Mr Justice Kerr determined that there was defective and flawed reasoning in the decision of the NMC's Conduct and Competence Committee ('the Committee') to strike off a nurse convicted of assaulting her own children. The judgment has potentially important implications for the interpretation of guidance on the appropriateness of sanctions, and is another reminder that the High Court will closely scrutinise erasures consequent on criminal convictions.
Mrs O, a nurse, was charged by the NMC with having been convicted of three counts of assault, ill treatment, neglect or abandonment of a child likely to cause unnecessary suffering and injury. The conviction resulted from one of Mrs O's three children making a complaint that Mrs O and her husband beat their children as punishment for bad conduct. Mrs O and her husband were subsequently imprisoned for 36 weeks. It was alleged that in light of that conviction, Mrs O's fitness to practise was impaired.
At the NMC hearing in January 2015, Mrs O admitted the charge and admitted that her fitness to practise was impaired. The Committee found that her conduct was a 'breach of a fundamental tenet of the nursing profession'. Counsel for Mrs O argued in favour of suspension rather than striking off, pointing out that the offences did not involve patients and there were no clinical concerns about Mrs O. Submissions were made about Mrs O's remorse and contrition and the remediation work she had undertaken (which was significant). Mrs O accepted responsibility for her actions, stating that she had acted out of ignorance and was influenced by her experience of living in Nigeria, leading her to believe that corporal punishment did not have the potential to cause harm to her children.

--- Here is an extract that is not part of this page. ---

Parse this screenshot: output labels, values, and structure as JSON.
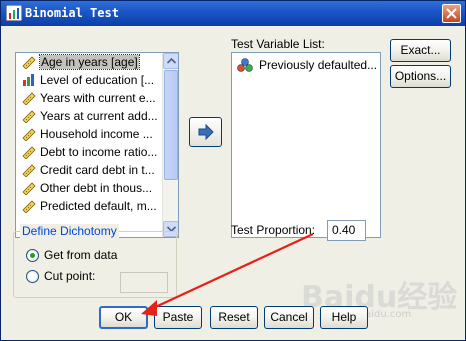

The Committee considered the Indicative Sanctions Guidance ('the Guidance') which sets out a non-exhaustive list of factors indicating that suspension may be appropriate and a list of 'key considerations' in relation to a strike-off order. It decided that Mrs O should be struck off the register. It is notable that, subsequent to the CCC's determination, Mrs O has now been trusted with the care of her children (subject to supervision) by social services.
Among the grounds Mrs O advanced were that the reasoning as to why a striking-off order was imposed was inadequate, and that striking-off was disproportionate.
Kerr J found that the Committee fell into error in the way it approached its decision on sanction. As it was common ground in the case that there were only two possible candidates for sanction (suspension or striking off), it was critical that all the available mitigation was not merely recorded, but evaluated, both in relation to suspension and strike off. The Committee failed to evaluate the mitigation and failed to weigh the mitigation against the public interest in maintaining trust in the nursing profession and the regulator.
In particular, Kerr J found that the Committee erred in its application of Paragraph 71 of the Guidance which sets out a non-exhaustive list of factors indicating that suspension may be appropriate. Paragraph 71.2 of the Guidance directs the Committee to consider whether the misconduct is 'not fundamentally incompatible with continuing to be a registered nurse or midwife in that the public interest can be satisfied by a less severe outcome than permanent removal from the register.'
Kerr J noted that properly appreciated, Paragraph 71.2 is not a separate 'consideration' but the conclusion which flows from assessment of the other considerations set out under paragraph 71 (including, inter alia, 'a single instance of misconduct but where a lesser sanction is not sufficient', and 'no evidence of harmful deep-seated personality or attitudinal problems'). Kerr J concluded that it is 'critical to the fairness of the process' that Paragraph 71.2 is addressed at the end of the Committee's deliberations rather than at the outset, as the Committee had done, otherwise the inexorable conclusion is that suspension is too lenient and striking off necessarily follows.
Kerr J acknowledged that it was a matter for the judgment of the disciplinary body, applying itself to the task correctly, to determine whether striking-off was disproportionate. Accordingly, he remitted the matter back to the Committee.
The case is the latest in a handful of recent cases where the High Court has held that prima facie serious criminal convictions do not mean that erasure is inevitable (see also Imran and Samuel); there is a growing trend for the Court to scrutinise more closely whether Tribunals are applying their guidance properly, avoiding a rigid, sequential approach and taking a nuanced or pragmatic application.